FlightGlobal schedules data shows seat capacity this December among India’s biggest operators is running 14% higher than the same month a year ago. That includes a 28% increase at India’s biggest carrier by seat capacity, Indigo. Jet Airways is the only one of the seven carriers which will have lower capacity than a year ago.

Indian airline capacity Dec 18

While a recent sharp drop in the barrel price of Crude Oil - which is as of 19 November was back at early year levels in the mid-$60s range - there is little respite in additional capacity.

Indeed IndiGo will grow capacity even faster - by around 35%- in the quarter ending 31 December 2018. Speaking during an earnings call, the carrier's chief financial officer Rohit Philip explains that capacity increase is being driven by a ramp up in the number of A320neo it will receive in the coming quarter "to make up for the delays" in planned aircraft deliveries earlier in the year.

Philip acknolwedges the increase in capacity put pressure on unit revenues. "In this growth phase, when new capacity is being added, the RASK is generally lower as it takes time for new markets to mature," he says.

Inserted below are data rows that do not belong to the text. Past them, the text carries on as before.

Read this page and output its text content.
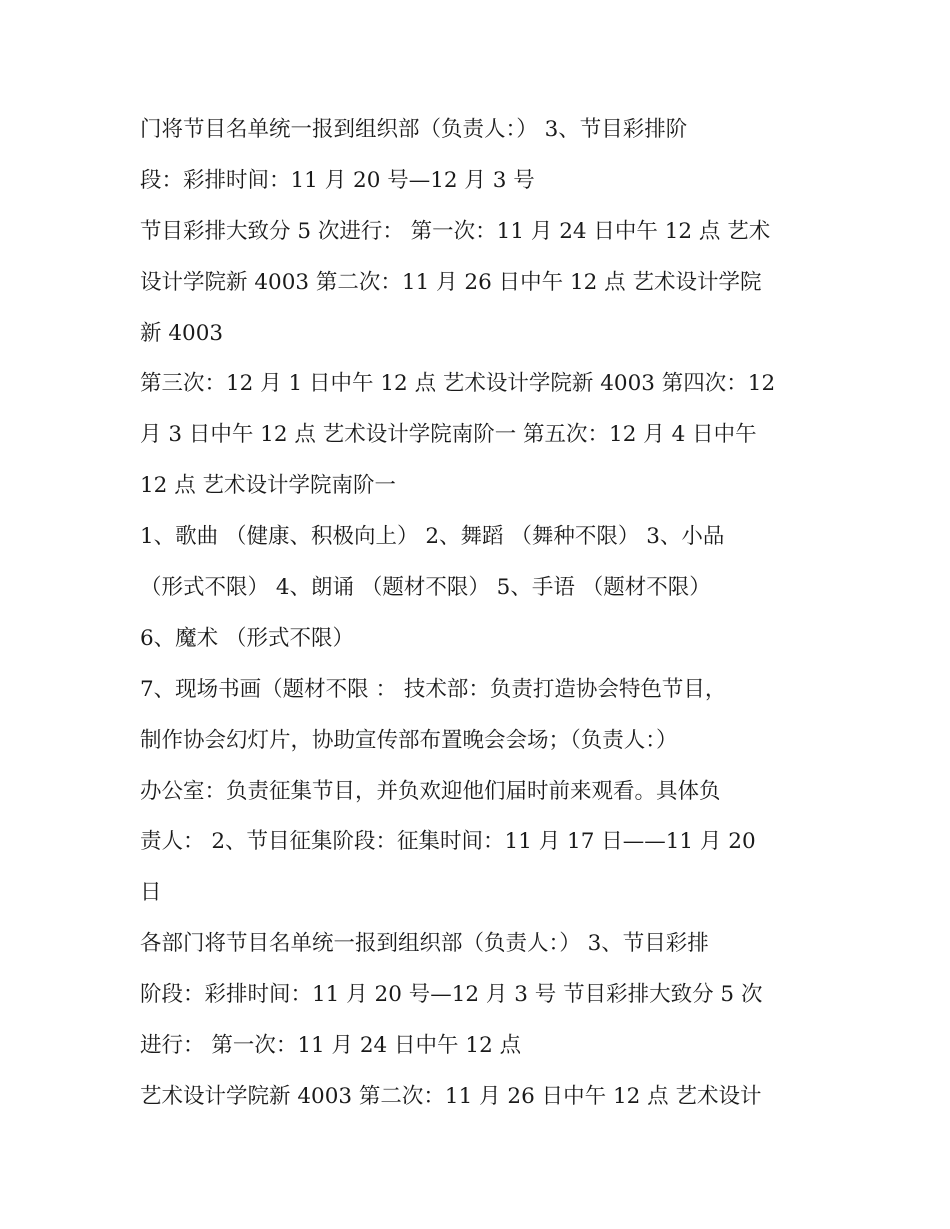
门将节目名单统一报到组织部（负责人：） 3、节目彩排阶
段：彩排时间：11 月 20 号—12 月 3 号
节目彩排大致分 5 次进行： 第一次：11 月 24 日中午 12 点 艺术
设计学院新 4003 第二次：11 月 26 日中午 12 点 艺术设计学院
新 4003
第三次：12 月 1 日中午 12 点 艺术设计学院新 4003 第四次：12
月 3 日中午 12 点 艺术设计学院南阶一 第五次：12 月 4 日中午
12 点 艺术设计学院南阶一
1、歌曲 （健康、积极向上） 2、舞蹈 （舞种不限） 3、小品
（形式不限） 4、朗诵 （题材不限） 5、手语 （题材不限）
6、魔术 （形式不限）
7、现场书画（题材不限 ： 技术部：负责打造协会特色节目，
制作协会幻灯片，协助宣传部布置晚会会场；（负责人：）
办公室：负责征集节目，并负欢迎他们届时前来观看。具体负
责人： 2、节目征集阶段：征集时间：11 月 17 日——11 月 20
日
各部门将节目名单统一报到组织部（负责人：） 3、节目彩排
阶段：彩排时间：11 月 20 号—12 月 3 号 节目彩排大致分 5 次
进行： 第一次：11 月 24 日中午 12 点
艺术设计学院新 4003 第二次：11 月 26 日中午 12 点 艺术设计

IndiGo senior advisor Gregory Taylor adds that it is taking a long-term view towards its planned network growth over the next two quarters. "Even though we have somewhat of a bubble in our capacity during these two quarters, we still are comfortable with our long-term capacity plans. We think we are on the right strategy to create value, not only for shareholders but for our customers," he says.

SpiceJet meanwhile will over the next quarter take delivery of 10 Boeing 737 Max aircraft and four Bombardier Q400 turboprops, with another eight 737 Max aircraft and four Q400s planned for the fourth quarter.

"With the crude prices taking a fall in this quarter, the profitable performance is expected to pick up during the next two to three quarters," it adds.

Jet Airways, which placed its own major follow-on order for Boeing 737 Max aircraft earlier this year, will itself take another six of the type of its second half. It though is using the aircraft to replace older 737s in the fleet, as part of its efficiencies measures.